И там, в полутемном зале, сидя за роялем, она стала играть не обычные свои импровизации, а ту самую мелодию, которая преследовала ее с недавних пор. Хоть Алена и уничтожила все записи, но помнила эту мелодию наизусть – мелодию сказочного зимнего вальса. Печального и одновременно радостного, полного страстных надежд.
На экране развертывалось немое действо, а Алена играла вальс, и все те спорные моменты, над которыми она билась, вдруг сами собой исчезли. Вальс приобрел законченность. Алена играла и играла его, с различными вариациями, не чувствуя ни времени, ни усталости – так легко ее пальцы еще не прикасались к клавишам.
…Потом, после выступления, уже уходя, столкнулась в коридоре с Халатовым.
– Елена Петровна! Королева вы моя Снежная! – умиленно всхлипнул тот и поцеловал ей руку. – Чудесно… Просто чудесно! Вы сегодня были просто в ударе.
– Спасибо, Иван Родионович…
– Чью музыку вы все время исполняете? – поинтересовался он. – Прямо праздник какой-то! В буквальном смысле – пир духа!
– То есть? – пробормотала она.
– Ну автор, автор-то кто? Штраус? Чайковский?
– Кто? А, ну да – Чайковский!.. – улыбнулась она.
– Я сразу догадался – только у Чайковского есть эта сказочная гармония… – И Халатов, в расписном бухарском халате (фамилия обязывает!), поплыл дальше по коридору. – Недаром посетители стали заказывать шампанское и устриц!..
Поздно вечером, сидя в такси, которое мчало ее к дому, Алена размышляла над событиями сегодняшнего дня. Во-первых, оказалось, что у нее есть желание заниматься композиторством. Не переигрывать чужие шедевры, а сочинять самой! Во-вторых, оказывается, Вику Селетину чисто по-человечески можно понять…
Дома Алена снова проглядела найденную тетрадь. Теперь, после рассказа Романа, стало ясно, отчего она была заполнена напоминаниями о лекциях, студиях, списками книг, которые следовало прочитать… Вика Селетина изо всех сил старалась соответствовать статусу интеллектуалки. Даже рецепты блюд (Алена теперь это заметила) были какие-то особенные, незаурядные, точно и в кулинарии Вика старалась отличиться.
«Ни пятен, ни потеков, ни жирных брызг на листах… – размышляла Алена. – Что это значит? Обычно тетради и книги с рецептами все испачканы и захватаны – ведь хозяйка все время заглядывает в них на кухне. Здесь же ничего подобного нет… То есть – Вика собирала кулинарные шедевры, но ни одного из них не приготовила!»

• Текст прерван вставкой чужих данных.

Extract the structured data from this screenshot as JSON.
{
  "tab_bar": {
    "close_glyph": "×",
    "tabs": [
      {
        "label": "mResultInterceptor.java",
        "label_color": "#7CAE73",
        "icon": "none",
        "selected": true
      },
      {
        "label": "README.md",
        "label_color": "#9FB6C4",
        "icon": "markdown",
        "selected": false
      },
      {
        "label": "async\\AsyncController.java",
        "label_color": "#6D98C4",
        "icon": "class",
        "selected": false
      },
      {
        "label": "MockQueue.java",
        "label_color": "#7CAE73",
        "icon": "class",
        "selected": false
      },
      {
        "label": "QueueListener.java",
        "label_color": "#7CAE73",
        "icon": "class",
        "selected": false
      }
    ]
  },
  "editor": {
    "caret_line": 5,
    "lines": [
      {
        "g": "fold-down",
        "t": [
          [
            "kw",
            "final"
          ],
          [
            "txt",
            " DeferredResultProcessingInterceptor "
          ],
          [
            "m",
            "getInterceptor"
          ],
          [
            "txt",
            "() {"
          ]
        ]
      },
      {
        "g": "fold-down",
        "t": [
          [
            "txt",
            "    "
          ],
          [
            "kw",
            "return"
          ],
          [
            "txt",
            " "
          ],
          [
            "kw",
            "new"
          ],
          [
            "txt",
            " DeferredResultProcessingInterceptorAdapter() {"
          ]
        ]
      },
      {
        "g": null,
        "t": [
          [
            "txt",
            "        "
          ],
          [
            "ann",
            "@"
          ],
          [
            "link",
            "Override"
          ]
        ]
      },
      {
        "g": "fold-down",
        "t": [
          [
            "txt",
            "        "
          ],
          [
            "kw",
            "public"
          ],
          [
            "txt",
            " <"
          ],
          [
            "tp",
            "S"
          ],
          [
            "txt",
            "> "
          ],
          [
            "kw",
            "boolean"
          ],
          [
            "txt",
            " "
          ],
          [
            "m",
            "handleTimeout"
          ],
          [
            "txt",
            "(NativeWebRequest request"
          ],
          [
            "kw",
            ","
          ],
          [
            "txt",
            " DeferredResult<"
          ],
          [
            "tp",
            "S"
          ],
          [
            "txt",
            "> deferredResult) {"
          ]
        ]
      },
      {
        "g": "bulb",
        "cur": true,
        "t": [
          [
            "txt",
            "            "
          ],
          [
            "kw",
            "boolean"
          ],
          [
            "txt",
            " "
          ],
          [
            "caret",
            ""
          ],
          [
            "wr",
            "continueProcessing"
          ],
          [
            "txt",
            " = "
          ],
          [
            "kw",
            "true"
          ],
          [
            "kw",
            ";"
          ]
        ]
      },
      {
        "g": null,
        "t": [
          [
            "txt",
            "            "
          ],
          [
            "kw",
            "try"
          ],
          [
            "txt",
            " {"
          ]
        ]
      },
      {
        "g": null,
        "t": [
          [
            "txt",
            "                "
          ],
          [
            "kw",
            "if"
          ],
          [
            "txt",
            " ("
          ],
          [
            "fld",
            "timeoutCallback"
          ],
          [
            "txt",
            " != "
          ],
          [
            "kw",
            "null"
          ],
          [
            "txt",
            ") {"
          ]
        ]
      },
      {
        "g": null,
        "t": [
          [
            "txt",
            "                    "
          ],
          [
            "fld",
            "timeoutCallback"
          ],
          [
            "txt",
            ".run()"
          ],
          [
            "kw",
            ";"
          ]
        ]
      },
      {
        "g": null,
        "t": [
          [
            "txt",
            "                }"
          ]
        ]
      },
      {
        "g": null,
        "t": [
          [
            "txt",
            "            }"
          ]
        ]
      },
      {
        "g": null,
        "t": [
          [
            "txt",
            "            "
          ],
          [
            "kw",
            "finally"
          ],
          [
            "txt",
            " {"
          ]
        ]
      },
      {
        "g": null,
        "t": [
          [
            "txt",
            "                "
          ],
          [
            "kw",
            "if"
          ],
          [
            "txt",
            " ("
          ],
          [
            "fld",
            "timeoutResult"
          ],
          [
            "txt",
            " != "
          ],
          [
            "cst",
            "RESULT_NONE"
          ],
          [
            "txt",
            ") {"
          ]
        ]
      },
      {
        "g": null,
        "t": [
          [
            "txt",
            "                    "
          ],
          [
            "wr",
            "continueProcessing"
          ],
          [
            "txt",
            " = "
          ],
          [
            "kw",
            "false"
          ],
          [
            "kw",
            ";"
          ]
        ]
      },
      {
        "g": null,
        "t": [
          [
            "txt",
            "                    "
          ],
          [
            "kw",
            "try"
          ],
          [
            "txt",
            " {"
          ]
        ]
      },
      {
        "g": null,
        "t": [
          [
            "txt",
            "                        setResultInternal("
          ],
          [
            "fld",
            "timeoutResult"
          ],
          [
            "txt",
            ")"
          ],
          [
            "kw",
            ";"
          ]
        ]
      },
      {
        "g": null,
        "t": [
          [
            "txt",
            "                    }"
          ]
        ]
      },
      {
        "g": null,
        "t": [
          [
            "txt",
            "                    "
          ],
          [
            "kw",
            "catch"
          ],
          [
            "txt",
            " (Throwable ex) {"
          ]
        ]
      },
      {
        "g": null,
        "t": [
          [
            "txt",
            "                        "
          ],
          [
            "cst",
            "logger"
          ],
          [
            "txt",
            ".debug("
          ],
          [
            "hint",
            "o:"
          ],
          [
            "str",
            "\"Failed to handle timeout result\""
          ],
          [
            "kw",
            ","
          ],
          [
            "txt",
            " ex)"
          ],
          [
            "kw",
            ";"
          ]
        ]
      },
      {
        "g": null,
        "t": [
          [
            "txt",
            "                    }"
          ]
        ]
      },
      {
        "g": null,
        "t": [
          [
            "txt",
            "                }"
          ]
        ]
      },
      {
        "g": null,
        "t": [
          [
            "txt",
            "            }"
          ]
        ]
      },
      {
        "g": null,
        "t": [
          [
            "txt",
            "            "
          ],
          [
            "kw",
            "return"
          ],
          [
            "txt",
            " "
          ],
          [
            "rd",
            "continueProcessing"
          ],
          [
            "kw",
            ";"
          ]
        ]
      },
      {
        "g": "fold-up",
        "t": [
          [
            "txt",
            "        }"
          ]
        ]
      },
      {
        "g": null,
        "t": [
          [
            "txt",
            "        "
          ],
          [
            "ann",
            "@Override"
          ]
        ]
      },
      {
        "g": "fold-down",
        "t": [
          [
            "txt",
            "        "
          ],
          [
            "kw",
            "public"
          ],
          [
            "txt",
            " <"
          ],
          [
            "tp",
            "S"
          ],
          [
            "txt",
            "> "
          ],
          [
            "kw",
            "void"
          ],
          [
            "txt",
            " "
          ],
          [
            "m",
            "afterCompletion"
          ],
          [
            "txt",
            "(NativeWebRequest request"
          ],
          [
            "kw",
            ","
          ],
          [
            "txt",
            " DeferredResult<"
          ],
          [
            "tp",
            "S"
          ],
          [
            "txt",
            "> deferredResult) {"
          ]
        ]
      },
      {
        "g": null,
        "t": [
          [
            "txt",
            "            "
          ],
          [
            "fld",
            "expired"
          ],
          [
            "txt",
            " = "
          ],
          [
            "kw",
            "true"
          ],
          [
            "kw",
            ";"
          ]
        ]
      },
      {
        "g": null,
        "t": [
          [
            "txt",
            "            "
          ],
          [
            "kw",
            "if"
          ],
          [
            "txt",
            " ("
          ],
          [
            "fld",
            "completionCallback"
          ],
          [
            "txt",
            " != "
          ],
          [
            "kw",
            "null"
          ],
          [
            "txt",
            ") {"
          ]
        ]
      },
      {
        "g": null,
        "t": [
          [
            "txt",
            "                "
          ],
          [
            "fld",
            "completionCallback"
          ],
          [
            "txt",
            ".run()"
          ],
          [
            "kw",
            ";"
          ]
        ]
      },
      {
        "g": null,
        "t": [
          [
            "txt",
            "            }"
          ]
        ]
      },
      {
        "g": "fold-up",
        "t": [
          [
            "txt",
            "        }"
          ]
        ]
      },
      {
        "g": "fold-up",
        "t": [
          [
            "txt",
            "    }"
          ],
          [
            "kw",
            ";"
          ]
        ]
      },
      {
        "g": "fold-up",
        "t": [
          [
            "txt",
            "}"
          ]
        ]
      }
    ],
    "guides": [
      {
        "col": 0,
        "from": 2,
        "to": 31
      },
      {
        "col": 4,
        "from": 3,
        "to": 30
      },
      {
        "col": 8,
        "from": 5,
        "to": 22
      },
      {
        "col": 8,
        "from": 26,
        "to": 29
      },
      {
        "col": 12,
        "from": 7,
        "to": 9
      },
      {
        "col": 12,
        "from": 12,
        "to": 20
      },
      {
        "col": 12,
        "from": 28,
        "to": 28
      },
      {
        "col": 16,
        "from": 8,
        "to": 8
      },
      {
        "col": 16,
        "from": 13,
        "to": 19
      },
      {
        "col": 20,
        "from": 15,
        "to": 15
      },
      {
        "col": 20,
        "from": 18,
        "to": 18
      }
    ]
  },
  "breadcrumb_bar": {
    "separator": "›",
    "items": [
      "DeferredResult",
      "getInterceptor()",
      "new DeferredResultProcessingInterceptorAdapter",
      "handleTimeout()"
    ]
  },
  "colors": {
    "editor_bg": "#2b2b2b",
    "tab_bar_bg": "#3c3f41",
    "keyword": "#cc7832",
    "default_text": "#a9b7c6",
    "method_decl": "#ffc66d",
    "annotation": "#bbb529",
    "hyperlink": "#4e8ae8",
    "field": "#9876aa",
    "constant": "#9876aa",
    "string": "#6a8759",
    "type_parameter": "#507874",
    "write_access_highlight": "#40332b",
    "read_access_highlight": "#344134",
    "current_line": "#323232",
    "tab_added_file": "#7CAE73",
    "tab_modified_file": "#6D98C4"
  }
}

Ирма Ивлева (без сомнения, это была она) кружилась на одной из страниц в вихре танца – вот он, этот вихрь, изображенный в виде расходящейся спирали… Ирма Ивлева была подругой Вики. Ирма Ивлева, знаменитая и модная танцовщица, о которой даже собаки на улице знали… Лариса Викторовна вскользь упомянула, что у Вики не было способностей к танцам. То есть даже Лариса Викторовна это осознавала! Завидовала ли Вика Ирме? Может быть. Дочь знаменитого хореографа, не способная к танцам… Вика старалась компенсировать это чем-то другим – пыталась изучать философию, теорию искусства и все такое прочее, где необязательно делать головокружительные па. Но тем не менее не преуспела и там.
«Вика любила детективы в пестрых обложках и могла сто раз пересмотреть «Иронию судьбы» – вот как охарактеризовал ее Роман. Бедная Вика… Бедная не потому, что не могла понять Джойса с Кафкой, а потому, что была постоянно недовольна собой! Это ж кто угодно руки на себя наложит…»
Чем дальше, тем сильнее Алена убеждалась в том, что Вика ушла из жизни потому, что никак не соответствовала тем идеалам, которые вдалбливались в нее матерью и ее окружением. Она, Вика, даже «подругой гения» не могла быть, потому что ее Селетин – обычный инженер-строитель, работяга! И не важно, что он сейчас исполнительный директор «Стройтехпроминтекса», все равно он для них оставался работягой, технарем!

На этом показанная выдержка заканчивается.